Industrial commodities moved up on Monday due to a perceived easing of the trade war between America and China.
The iComdex Composite index on the Multi Commodity Exchange jumped 2.4 per cent to 580.67 points in late afternoon trade, from 567 at the previous close. The most active crude oil contract surged 4.6 per cent for delivery later this month, to trade at Rs 3,741 a barrel. Followed by zinc and copper, up 2.9 per cent and 2.6 per cent, respectively.
Following these moves in the industrial segment, bullion prices also rose. Gold for delivery in February jumped 1.5 per cent to trade at Rs 30,710 per 10g. Silver for delivery in March was Rs 36,925 a kg, a rise of 2.5 per cent from the previous close. The price of gold at Zaveri Bazar in Mumbai was up by Rs 265 to Rs 30,655 for 10g. A lower rupee value added to gold's price.
"Easing of the US-China trade war (at the G-20 government heads meet in Buenos Aires), coupled with one of the Opec (the petroleum exporters' cartel) member's decision to reduce supply, supported the crude oil rise on Monday," said Naveen Mathur, director, Anand Rathi Shares and Stock Brokers.
The price rise in industrial commodities also took place on the benchmark global exchanges. On the London Metal Exchange, copper moved up 1.9 per cent to $6,314 a tonne. Zinc and other base metals in this category rose one per cent in early London trade on Monday, due to a weaker dollar and reports of Qatar leaving Opec.

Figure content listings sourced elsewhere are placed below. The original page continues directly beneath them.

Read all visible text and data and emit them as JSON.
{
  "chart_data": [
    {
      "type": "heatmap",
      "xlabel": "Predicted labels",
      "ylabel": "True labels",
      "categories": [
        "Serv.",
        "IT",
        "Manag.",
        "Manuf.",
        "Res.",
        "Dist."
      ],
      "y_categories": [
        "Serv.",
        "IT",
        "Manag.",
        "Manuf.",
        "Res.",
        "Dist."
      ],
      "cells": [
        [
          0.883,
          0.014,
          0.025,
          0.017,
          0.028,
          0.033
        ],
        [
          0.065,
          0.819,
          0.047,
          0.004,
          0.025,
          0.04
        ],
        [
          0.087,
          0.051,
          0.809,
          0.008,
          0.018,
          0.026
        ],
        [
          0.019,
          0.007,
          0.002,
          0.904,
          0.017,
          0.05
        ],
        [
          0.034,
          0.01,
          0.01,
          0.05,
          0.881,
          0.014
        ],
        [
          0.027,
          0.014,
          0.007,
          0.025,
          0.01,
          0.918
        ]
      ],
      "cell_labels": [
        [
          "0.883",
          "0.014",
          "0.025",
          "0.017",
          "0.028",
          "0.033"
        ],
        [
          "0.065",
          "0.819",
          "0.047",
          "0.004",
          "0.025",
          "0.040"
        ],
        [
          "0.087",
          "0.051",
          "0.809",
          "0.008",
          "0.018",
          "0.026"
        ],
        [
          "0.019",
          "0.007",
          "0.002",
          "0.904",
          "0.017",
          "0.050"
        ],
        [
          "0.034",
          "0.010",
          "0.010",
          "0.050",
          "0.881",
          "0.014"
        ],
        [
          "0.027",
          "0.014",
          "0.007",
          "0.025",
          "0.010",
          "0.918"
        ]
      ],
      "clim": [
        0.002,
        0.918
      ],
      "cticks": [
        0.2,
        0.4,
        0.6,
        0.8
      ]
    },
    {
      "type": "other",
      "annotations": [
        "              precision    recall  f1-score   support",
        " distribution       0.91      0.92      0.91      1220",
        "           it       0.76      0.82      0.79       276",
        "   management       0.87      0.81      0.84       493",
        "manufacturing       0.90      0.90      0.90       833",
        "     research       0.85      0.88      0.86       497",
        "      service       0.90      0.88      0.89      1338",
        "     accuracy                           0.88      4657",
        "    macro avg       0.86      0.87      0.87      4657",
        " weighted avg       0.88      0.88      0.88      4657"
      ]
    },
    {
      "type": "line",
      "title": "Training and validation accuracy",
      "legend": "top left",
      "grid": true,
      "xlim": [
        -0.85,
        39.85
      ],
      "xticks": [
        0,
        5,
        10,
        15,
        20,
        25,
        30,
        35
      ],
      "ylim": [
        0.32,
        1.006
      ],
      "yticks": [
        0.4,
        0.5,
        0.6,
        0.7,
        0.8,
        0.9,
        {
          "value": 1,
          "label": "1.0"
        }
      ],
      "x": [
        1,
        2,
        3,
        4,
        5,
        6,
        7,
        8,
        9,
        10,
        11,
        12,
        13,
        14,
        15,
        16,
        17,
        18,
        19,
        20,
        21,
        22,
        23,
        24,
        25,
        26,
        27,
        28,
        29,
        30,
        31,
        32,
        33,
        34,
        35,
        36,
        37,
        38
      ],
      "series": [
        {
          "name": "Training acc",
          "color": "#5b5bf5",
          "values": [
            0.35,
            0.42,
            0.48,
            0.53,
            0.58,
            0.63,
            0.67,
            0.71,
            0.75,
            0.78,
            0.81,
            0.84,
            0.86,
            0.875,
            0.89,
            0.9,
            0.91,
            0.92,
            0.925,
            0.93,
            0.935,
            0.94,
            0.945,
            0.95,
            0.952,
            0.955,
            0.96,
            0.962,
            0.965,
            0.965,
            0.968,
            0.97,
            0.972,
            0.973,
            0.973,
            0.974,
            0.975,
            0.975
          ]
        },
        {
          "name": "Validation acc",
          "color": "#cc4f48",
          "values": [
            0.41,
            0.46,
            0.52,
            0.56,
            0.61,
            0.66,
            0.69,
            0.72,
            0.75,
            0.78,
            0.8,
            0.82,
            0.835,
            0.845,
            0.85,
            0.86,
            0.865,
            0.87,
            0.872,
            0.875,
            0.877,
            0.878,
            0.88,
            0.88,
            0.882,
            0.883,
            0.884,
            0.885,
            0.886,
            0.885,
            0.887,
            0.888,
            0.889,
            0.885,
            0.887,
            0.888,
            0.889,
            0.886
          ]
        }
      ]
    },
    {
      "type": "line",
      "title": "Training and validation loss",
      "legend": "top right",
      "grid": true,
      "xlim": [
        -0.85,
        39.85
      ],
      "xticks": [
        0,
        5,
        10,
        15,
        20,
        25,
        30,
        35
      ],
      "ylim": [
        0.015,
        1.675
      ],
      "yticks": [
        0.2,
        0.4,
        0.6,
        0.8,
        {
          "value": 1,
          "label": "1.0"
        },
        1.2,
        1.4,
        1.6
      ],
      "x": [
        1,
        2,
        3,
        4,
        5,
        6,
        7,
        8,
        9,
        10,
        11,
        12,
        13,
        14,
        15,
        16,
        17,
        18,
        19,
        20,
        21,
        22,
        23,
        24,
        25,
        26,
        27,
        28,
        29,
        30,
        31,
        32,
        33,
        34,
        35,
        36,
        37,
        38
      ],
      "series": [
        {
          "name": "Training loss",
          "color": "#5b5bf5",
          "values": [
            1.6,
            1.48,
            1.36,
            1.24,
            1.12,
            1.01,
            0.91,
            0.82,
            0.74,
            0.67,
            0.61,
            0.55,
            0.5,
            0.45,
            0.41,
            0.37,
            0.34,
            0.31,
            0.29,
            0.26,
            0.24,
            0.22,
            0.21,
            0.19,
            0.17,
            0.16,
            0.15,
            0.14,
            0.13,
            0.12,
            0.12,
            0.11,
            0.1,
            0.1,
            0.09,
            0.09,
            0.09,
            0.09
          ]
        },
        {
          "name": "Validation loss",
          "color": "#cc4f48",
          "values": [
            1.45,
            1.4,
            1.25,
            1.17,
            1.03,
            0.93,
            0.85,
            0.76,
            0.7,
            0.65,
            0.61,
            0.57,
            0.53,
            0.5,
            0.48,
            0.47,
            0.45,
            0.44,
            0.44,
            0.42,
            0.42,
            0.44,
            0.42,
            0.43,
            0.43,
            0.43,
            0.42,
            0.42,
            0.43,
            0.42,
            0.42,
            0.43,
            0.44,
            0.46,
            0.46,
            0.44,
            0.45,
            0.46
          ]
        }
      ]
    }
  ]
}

Crude oil jumped over five per cent after the Qatar announcement. US light crude rose $2.92 or 5.7 per cent to a high of $53.85 a barrel, before easing to around $53 a barrel in early trade. Brent crude rose 5.3 per cent or $3.14 to a high of $62.6, before easing to $61.60 a barrel.
"The China-US trade truce over the weekend, the US-Canada-Mexico pact that was signed on Friday and change in the hawkish stance of the US Federal Reserve all signal a risk-on for equity markets. Commodities are buoyant, including crude oil," said VK Sharma, head of the capital markets group at HDFC Securities.
In China, the January contract prices for base metals were stronger by an average of 1.9 per cent, led by a 3.4 per cent rise in zinc, while copper was up 1.1 per cent.
In contrast, agricultural commodities posted a decline. Soybean for delivery in March on the National Commodity and Derivatives Exchange declined by 0.6 per cent Rs 3,464 a quintal.